30 Years Later: A Proposal to Remember

On the night he proposed, DH sent me on the road.

His phone message lured me out of the radio station and to the freeway: meet me at the Chevron station — corner of Bingle and Old Hempstead Highway — six p.m. tonight.

Thus began a scavenger hunt across northwest Houston. Thirty years ago today and one week after a no‐ring ocean cruise.

At the gas station, I found his car.

Empty, except for a dozen red roses piled atop the hood. A card lay nearby with a single question, plus directions to a nearby movie theater.

When Harry Met Sally.”

Perfect for us, both as a couple and individuals. 

In a parallel universe, I’m Sally Albright. As finicky as she about meals, clothes, and sometimes, conversation, too. What’s wrong with demanding your kale warmed, with two tablespoons of organic EVOO on the side?

I’m eager to re‐enact the Katz’s Deli scene. Meg Ryan overlooked vital details, ones only I can move and moan.

DH channels Harry Burns to near‐perfection. He approaches every situation with an engineer’s logic. Fortunately, he’s never suffered the movie’s perennial question: can friends enjoy lasting fringe benefits?

DH remains world‐class at Pictionary, screaming out his equivalent of “Baby Fish Mouth!” at every opportunity.
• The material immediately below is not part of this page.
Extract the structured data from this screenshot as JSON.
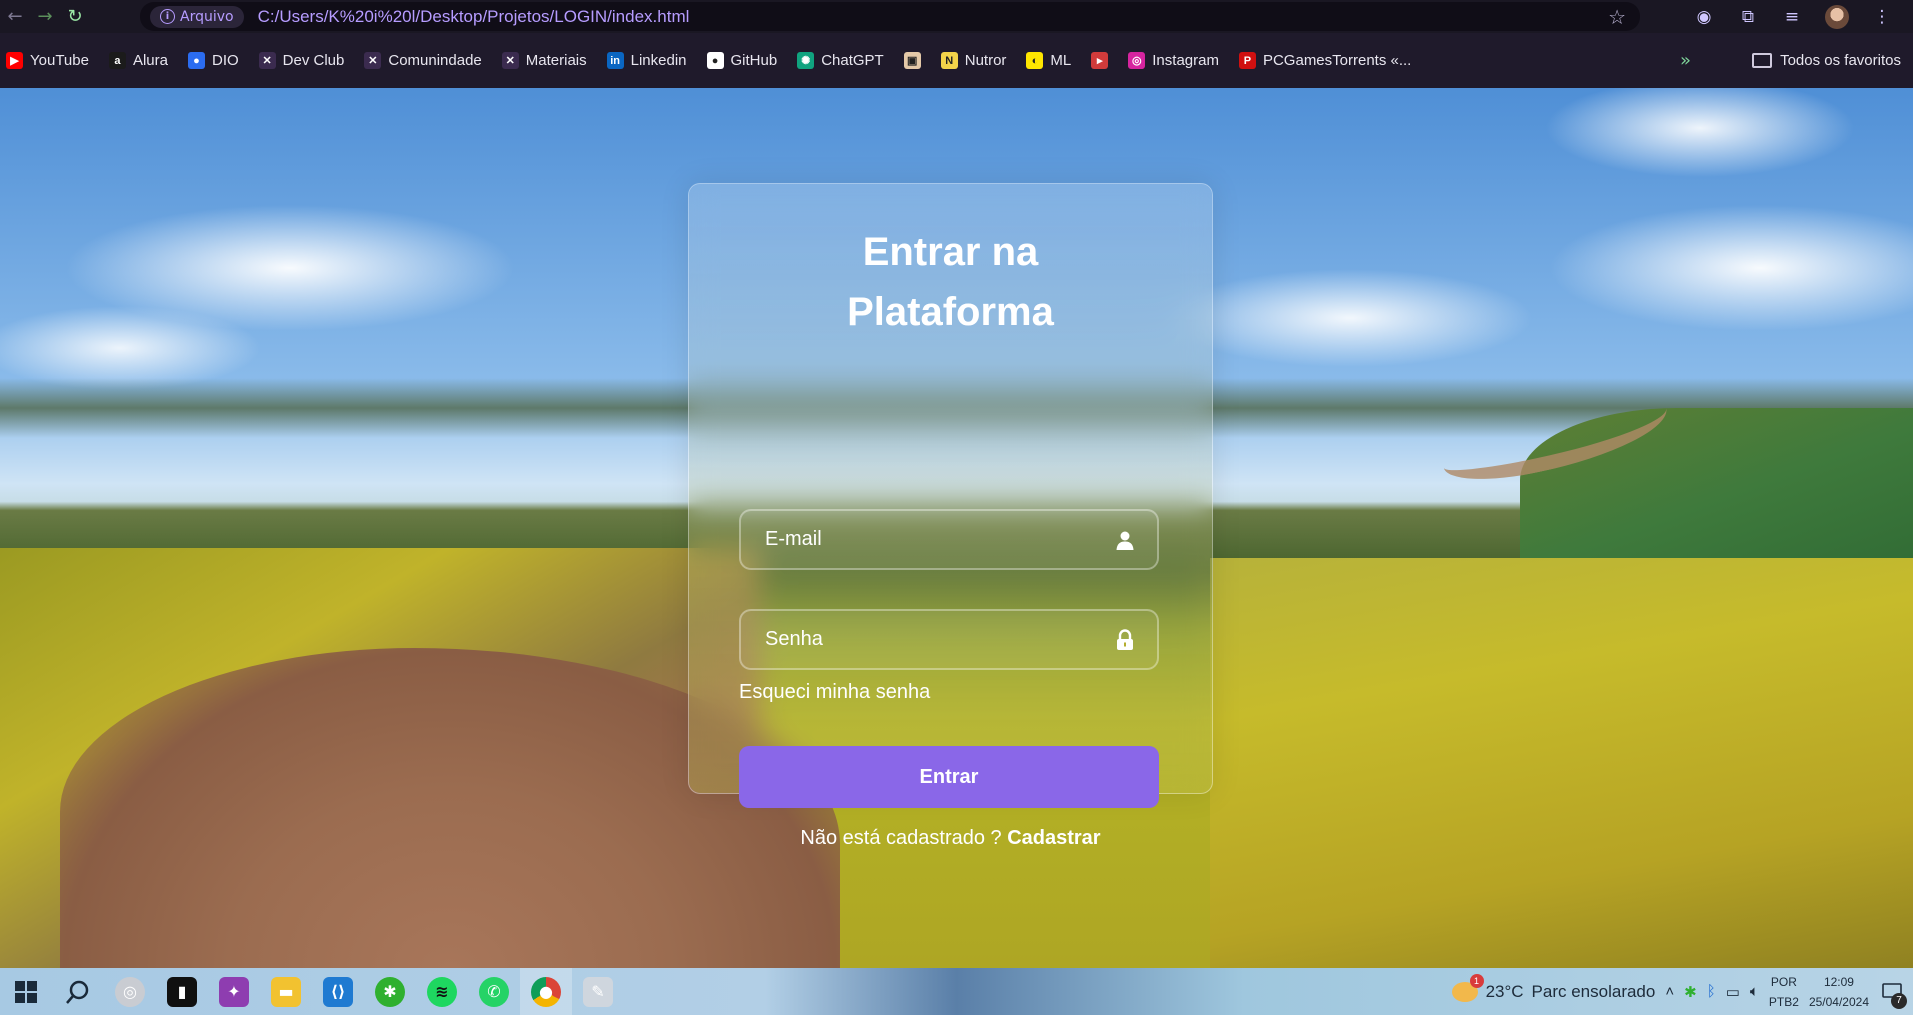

After we watched — and laughed — through every moment of the movie, wine and dinner followed.

Mexican food. He knows me, and my order, well:  Christmas enchiladas but only two, please, and lukewarm charro beans in a separate dish.

A second card followed. With a question.

Then we drove to his home and, in the backyard, DH popped out a third card. Yes, a question.

I aced the engagement exam and DH put a ring on it.

(Could you ace this quiz?)

Three months later, we married.

Our fast altar moves followed a wild, five year, friendship/courtship. We had no idea that, all along, we were channeling our inner Harry and Sally.

Now, here we are, three decades and three photographs later:

The only pose we planned was the first one, our formal engagement picture.

The middle black‐and‐white pose followed a need for promotional photos for our business, Media Consultants.

How could we resist a third pose for this post? But hey, it required no road trip.

Only a swing into our den, the one (un‐ironed) white bed sheet we own, and a willing photographer, my good writing friend, Danielle Metcalf‐Chenail.

Now, we’re off to celebrate. No roses, wine, or cards needed this trip.